All along, Ysseldyk has been researching services that provide support to seniors living with dementia and their caregivers. Through interviews and observation, she has seen effective programs — such as participatory music sessions — and how these programs are now pivoting to online and telephone interactions, as well as reaching out to new members.
Some seniors are tech savvy and have made this transition fairly smoothly, but others have not, she says, and the increased social isolation everybody is feeling during the pandemic — especially seniors — could lead to more mental health problems.
While there are concerns about too much social media use leading to depression and anxiety among youth, the virtual community is seen as an almost entirely positive way for seniors with mobility challenges to interact, according to Ysseldyk.
“Given our increased reliance on the Internet right now,” she asks, “is online social networking beneficial to older adults?
“Our research shows that it could be helpful, but the results are mixed and still quite modest,” Ysseldyk adds, referring to another project that she has been leading over the past few years, funded by a SSHRC Insight Development Grant, on how online social networking can reduce loneliness and enhance well-being among older adults.
Moreover, there are a range of issues to address — for instance, the need for senior-friendly font sizes and user interfaces, as well as training on digital technologies — before access can be provided equitably, especially within marginalized communities.
“The impact of social isolation among seniors might be much greater than for younger people, in particular seniors who live on their own,” says Ysseldyk. “For so long, age-friendly community initiatives have been telling older adults to get out, to socialize and stay active for their health.

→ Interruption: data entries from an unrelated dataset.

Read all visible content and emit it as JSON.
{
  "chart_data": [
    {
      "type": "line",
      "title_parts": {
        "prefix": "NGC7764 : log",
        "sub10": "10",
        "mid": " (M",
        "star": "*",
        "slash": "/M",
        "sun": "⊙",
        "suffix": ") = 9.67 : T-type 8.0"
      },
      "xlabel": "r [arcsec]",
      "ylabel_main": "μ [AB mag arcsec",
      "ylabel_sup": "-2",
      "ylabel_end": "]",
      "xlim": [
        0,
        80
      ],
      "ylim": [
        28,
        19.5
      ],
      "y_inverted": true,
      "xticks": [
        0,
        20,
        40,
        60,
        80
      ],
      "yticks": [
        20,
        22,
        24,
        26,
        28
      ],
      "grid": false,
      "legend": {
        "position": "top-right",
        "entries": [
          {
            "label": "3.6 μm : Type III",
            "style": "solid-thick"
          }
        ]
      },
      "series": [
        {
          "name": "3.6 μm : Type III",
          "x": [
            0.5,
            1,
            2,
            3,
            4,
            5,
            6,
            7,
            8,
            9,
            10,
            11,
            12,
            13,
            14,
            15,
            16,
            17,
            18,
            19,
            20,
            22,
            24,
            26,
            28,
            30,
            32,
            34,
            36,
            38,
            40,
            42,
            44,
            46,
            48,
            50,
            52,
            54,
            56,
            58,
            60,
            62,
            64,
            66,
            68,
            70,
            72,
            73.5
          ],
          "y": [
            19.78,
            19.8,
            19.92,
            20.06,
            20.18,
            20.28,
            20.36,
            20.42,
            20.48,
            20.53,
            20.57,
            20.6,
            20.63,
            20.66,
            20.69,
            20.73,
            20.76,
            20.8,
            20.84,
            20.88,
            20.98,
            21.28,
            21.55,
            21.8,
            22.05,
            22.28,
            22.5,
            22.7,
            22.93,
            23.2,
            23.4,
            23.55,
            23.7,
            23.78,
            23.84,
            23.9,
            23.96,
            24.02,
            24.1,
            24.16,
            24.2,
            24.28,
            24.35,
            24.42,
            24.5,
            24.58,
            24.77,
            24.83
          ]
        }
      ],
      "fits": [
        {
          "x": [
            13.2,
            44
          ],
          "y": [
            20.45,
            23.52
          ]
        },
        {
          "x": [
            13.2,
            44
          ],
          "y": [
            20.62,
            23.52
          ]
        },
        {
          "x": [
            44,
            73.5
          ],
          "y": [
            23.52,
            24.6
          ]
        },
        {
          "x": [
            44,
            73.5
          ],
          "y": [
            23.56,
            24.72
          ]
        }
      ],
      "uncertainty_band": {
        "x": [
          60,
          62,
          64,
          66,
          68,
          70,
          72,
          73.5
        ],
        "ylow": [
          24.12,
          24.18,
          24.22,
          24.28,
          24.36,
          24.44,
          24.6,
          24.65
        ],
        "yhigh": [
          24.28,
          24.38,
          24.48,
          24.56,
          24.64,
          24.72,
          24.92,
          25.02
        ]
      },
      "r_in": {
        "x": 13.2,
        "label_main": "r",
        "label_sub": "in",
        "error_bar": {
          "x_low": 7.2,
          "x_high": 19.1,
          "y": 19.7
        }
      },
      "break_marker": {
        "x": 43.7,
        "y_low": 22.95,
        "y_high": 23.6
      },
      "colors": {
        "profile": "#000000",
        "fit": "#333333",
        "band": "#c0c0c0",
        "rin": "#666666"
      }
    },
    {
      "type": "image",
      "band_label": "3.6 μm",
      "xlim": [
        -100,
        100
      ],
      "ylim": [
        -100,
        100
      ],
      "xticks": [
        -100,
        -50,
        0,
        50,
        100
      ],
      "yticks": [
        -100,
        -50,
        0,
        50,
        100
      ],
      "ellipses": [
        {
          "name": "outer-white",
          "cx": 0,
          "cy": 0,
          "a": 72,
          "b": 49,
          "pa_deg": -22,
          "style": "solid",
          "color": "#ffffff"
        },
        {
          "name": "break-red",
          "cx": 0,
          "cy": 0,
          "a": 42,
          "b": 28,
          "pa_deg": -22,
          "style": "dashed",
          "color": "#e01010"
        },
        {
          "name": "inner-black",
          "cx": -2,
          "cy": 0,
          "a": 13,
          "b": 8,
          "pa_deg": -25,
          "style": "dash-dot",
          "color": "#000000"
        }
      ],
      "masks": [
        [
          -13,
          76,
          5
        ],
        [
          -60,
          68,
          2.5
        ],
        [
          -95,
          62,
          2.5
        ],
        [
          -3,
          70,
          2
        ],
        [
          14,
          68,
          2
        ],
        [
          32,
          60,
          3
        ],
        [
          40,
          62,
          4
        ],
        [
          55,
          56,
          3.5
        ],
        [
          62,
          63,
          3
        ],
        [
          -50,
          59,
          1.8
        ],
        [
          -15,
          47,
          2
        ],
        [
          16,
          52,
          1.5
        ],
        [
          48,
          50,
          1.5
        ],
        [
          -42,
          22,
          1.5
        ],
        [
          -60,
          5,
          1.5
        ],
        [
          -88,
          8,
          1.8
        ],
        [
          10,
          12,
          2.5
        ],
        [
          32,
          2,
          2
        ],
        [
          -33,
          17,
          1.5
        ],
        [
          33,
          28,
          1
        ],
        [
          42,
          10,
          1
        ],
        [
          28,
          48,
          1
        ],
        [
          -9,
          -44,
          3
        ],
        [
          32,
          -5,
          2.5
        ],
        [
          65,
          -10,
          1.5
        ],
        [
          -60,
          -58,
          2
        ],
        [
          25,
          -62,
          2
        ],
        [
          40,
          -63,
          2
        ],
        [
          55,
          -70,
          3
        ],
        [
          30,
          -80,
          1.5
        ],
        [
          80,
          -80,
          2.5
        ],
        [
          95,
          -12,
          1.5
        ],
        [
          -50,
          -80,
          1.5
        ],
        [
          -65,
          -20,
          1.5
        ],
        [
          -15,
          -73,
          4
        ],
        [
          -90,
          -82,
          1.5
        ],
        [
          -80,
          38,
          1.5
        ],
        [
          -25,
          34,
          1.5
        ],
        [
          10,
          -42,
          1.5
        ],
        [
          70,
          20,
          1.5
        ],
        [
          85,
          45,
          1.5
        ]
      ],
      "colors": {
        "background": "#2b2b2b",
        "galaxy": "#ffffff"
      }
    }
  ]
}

Now we’re telling them the exact opposite. What will the long-term health outcomes of all this be? That’s what part of our research is trying to find out.”
Better Working Conditions Will Lead to Improvements
Social Work and Political Economy PhD candidate, Christine Streeter, has worked with Braedley and Ysseldyk on the “Changing Places” and “Imagining Age-Friendly ‘Communities within Communities’” projects respectively.
For the former, after months of relationship building, Streeter and another student would immerse themselves in a care home and watch everything and talk to everybody, day and night.
They wanted to find out which processes worked well and which didn’t. They also asked long strings of questions to find out, for instance, how staff got to work, where they parked if they drove, what they paid to park, and so forth — in-depth questions to get a holistic sense of how the facility functioned.
“We want to paint a detailed picture of what’s happening,” she says, “and conditions change constantly throughout the day.”
Echoing Braedley’s comments, Streeter says that it’s tragic that the pandemic has shed light on the desperate need for reform, but she’s hopeful that research can shine a light on why and how changes are needed.
“Some of the changes have to do with physical infrastructure,” she says, “but a lot of them have to do with working conditions. Everything is interconnected, and improving working conditions will lead to so much more.”